The TV show was a direct offshoot of the radio series (which continued to air three nights a week- Mondays, Wednesdays and Fridays- while the TV version appeared on Thursdays), right down to scripts directly adapted from the radio version, and the theme and stock music also heard on radio. Gerald Mohr, however, was the announcer and narrator on TV in its earlier seasons. Fred Foy, who became the radio show's announcer in 1948, wasn't heard on TV until 1954 (the year the radio show ended production, with transcribed repeats through 1956)- but he IS heard in the opening title, which dates from 1954, around the time this "movie" was compiled.
July 9, 2010 Subject:
fun to watch
I always wondered how Tonto and Lone Ranger joined up together.Now I know
August 23, 2009 Subject:
We all rode with the Lone Ranger
Clayton Moore had a great build, voice, and self command. Jay Silverheels was so smooth and honest that I resented anyone who disrespected him. This 1949 program was pretty well done. Radio had begun its exit as the way Americans spent their evenings. The new technology of television let people see what previously could only be heard.
August 11, 2009 Subject:
Origins of the Lone Range
The Lone Ranger was so named by Tonto. His real name is Reid. He was the sole surviver of a group of Texas Rangers ambushed by bad guys. Tonto found the bodies but found Reid still alive. When Reid woke up he asked Tonto about his fellow Texas Rangers. Tonto explained they were all dead and added "You, lone ranger.".
May 18, 2009 Subject:
enter the lone ranger
great movie.I was 13 years old in 1949 when it was released.It was a wonderful time.Thank you.
April 17, 2009 Subject:
The Lone Ranger # 1
Oh yes, I agree with the previous post; what questions were answered, many. Tears were shed some, a great view if you enjoy the Lone Ranger. Who was that masked man ? I'll never tell....
March 21, 2009 Subject:
Over 60? This'll take you back with a smile.

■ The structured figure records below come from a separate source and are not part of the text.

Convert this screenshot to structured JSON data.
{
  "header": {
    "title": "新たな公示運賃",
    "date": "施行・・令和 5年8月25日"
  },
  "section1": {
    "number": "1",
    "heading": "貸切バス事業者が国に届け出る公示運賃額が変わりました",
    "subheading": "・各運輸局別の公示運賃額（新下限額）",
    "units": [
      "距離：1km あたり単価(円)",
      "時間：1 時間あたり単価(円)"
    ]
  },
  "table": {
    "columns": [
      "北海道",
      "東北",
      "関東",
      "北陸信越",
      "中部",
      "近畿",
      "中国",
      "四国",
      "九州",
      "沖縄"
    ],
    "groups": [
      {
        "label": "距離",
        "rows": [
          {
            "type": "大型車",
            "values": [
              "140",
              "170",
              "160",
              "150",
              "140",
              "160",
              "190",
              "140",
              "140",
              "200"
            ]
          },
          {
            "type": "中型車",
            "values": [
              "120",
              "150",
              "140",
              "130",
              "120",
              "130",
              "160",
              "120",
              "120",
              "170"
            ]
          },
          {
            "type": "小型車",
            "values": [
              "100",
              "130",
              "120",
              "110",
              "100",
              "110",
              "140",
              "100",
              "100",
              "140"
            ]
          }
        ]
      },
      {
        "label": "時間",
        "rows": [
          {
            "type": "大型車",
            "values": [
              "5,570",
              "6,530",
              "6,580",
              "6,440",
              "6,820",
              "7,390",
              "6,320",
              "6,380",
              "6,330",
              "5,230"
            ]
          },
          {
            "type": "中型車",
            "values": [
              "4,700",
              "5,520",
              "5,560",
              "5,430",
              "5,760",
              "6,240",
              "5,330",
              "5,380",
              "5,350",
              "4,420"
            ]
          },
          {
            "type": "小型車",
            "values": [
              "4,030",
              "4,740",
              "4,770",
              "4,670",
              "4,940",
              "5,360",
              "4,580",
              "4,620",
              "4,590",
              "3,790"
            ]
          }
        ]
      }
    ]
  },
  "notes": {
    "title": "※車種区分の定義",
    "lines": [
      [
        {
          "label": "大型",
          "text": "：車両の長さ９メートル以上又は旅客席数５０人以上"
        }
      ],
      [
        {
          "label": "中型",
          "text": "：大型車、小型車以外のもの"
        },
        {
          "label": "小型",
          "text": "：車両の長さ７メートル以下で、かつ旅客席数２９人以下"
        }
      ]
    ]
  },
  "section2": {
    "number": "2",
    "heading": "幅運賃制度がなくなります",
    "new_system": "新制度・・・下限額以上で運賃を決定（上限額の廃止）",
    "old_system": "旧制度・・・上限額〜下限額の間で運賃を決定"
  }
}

I was fascinated; all the questions unspoken but relevant over the years of Lone Ranger on the radio were answered. Who was the Lone Ranger, where did he come from, and Tonto ... how did they meet? The drama of Silver's appearance, the story of the "silver bullet".... A thousand smiles, the goose pimples with the theme, admittedly a few tears.
And even a guest appearance by the Sadaam Hussein of the old west, the "Cavendish" the bad guy a dead ringer for our more recent villain. If you're over 60, this will be an hour remarkably well spent.
December 21, 2008 Subject:
They don't make 'em like this anymore....
and it's a shame. Excellent adaption of the radio show, Clayton Moore IS the Lone Ranger, and Glenn Strange is great as the leader of the Cavendish Gang. Great story with great pacing and a lot of action that still holds up well today. This makes for a quality show for family time.